Macron appelle les forces politiques à lever toute "ambiguïté" face à la violence
information fournie par Reuters 19/02/2026 à 14:13

Retraite informelle des dirigeants de l'Union européenne au château d'Alden Biesen à Bruxelles

Emmanuel Macron est intervenu jeudi pour la première fois ‌publiquement dans le débat virulent qui agite la classe politique française après la mort d'un militant identitaire imputée à l'extrême ​gauche en appelant les partis et leurs responsables à lever toute "ambiguïté" sur le recours à la violence.
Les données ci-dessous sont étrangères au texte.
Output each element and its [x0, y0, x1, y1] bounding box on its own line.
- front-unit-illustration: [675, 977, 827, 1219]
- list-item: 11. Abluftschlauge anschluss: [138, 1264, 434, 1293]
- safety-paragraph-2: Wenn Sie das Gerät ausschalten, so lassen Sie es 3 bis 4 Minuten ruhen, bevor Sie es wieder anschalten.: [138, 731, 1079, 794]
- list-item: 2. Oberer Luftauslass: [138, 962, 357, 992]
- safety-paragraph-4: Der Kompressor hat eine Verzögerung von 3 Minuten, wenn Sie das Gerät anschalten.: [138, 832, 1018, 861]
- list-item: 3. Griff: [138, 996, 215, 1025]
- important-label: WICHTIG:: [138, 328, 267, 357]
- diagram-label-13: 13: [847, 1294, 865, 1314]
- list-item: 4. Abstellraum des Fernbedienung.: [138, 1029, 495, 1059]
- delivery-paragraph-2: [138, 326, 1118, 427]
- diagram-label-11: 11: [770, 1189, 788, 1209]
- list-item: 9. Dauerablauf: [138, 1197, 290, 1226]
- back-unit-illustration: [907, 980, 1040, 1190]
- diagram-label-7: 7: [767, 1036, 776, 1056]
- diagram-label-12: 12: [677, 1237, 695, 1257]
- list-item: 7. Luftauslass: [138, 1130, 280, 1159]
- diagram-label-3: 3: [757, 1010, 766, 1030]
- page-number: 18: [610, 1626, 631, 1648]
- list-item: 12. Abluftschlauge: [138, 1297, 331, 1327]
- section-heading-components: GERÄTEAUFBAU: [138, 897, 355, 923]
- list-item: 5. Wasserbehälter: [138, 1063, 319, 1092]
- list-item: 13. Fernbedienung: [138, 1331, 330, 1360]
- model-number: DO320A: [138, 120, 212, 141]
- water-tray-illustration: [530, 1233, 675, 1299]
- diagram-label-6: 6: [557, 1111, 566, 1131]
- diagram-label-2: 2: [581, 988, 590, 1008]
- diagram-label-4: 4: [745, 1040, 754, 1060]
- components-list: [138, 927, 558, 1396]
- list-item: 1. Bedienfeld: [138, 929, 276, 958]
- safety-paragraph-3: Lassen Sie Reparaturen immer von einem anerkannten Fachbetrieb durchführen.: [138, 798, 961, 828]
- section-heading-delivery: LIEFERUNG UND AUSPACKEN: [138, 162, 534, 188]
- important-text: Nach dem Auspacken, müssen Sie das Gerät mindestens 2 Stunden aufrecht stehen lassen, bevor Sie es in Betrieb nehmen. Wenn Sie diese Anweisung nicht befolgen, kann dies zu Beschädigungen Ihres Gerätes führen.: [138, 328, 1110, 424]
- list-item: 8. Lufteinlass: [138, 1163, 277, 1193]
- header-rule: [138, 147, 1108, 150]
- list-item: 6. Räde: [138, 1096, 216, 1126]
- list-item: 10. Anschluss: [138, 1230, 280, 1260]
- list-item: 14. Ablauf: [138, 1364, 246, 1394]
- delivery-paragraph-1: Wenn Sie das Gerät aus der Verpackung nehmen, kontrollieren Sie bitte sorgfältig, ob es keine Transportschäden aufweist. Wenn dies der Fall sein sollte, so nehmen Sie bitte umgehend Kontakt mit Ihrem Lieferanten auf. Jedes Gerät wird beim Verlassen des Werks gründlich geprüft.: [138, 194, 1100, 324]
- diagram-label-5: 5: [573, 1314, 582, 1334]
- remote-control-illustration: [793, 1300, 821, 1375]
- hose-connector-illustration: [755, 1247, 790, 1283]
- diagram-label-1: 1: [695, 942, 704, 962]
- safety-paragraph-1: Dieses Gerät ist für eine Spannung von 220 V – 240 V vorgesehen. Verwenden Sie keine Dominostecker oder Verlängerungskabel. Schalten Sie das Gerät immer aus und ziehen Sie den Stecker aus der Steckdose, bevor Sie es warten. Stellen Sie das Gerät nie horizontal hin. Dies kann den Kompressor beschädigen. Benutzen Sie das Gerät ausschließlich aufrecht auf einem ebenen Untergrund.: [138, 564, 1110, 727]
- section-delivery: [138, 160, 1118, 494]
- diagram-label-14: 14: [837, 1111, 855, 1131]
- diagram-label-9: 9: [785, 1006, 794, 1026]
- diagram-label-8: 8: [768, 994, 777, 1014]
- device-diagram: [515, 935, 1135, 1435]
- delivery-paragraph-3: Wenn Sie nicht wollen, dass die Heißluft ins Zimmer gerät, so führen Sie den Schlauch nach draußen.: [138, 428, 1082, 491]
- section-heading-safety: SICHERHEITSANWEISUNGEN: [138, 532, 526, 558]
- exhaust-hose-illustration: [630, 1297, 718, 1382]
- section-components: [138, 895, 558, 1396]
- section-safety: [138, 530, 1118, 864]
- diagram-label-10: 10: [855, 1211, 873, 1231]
Une semaine après l'agression de Quentin Duranque, 23 ans, en marge d'une conférence de l'eurodéputée (La France insoumise) Rima Hassan à Sciences-Po Lyon, onze personnes ​liées à la mouvance de l'ultra-gauche étaient entendues pour leur rôle présumé dans la mort de ce militant du collectif d'extrême droite Némésis, décédé à l'hôpital ​le 14 février.

Parmi elles, deux assistants de Raphaël Arnault, député ⁠LFI du Vaucluse et fondateur en 2018 du groupuscule antifasciste la Jeune Garde, dissous par les autorités en ‌juin 2025.

Une enquête criminelle a été ouverte du chef d'"homicide volontaire". Le procureur de Lyon devait donner une conférence de presse à 17h00 (16h00 GMT) et annoncer d'éventuels défèrements.

Le gouvernement et les oppositions ​de gauche et de droite ont mis ‌en cause la culture de la "conflictualité" du chef de file de LFI, Jean-Luc Mélenchon, ⁠accusé d'entretenir une ambiguïté envers les "camarades" de la Jeune Garde, qu'il présentait ainsi en 2025.

"Il y a la justice (...) qui va passer mais il y a aussi une responsabilité de tous ceux qui légitiment l'action de groupes violents", a réagi ⁠le chef de l'Etat devant ‌des journalistes en marge de sa visite officielle en Inde.

"JE NE CROIS PAS À L'ÉMEUTE PERMANENTE"

"Tous ⁠les partis politiques qui, à un moment ou un autre, justifient en leur sein ou à leur périphérie des ‌mouvements qui pratiquent la violence sous prétexte que la République ne ferait pas assez ceci ou cela, ⁠commettent à chaque fois une faute grave", a-t-il souligné, désignant à la fois l'extrême ⁠gauche et l'extrême droite sans ‌jamais citer de formation.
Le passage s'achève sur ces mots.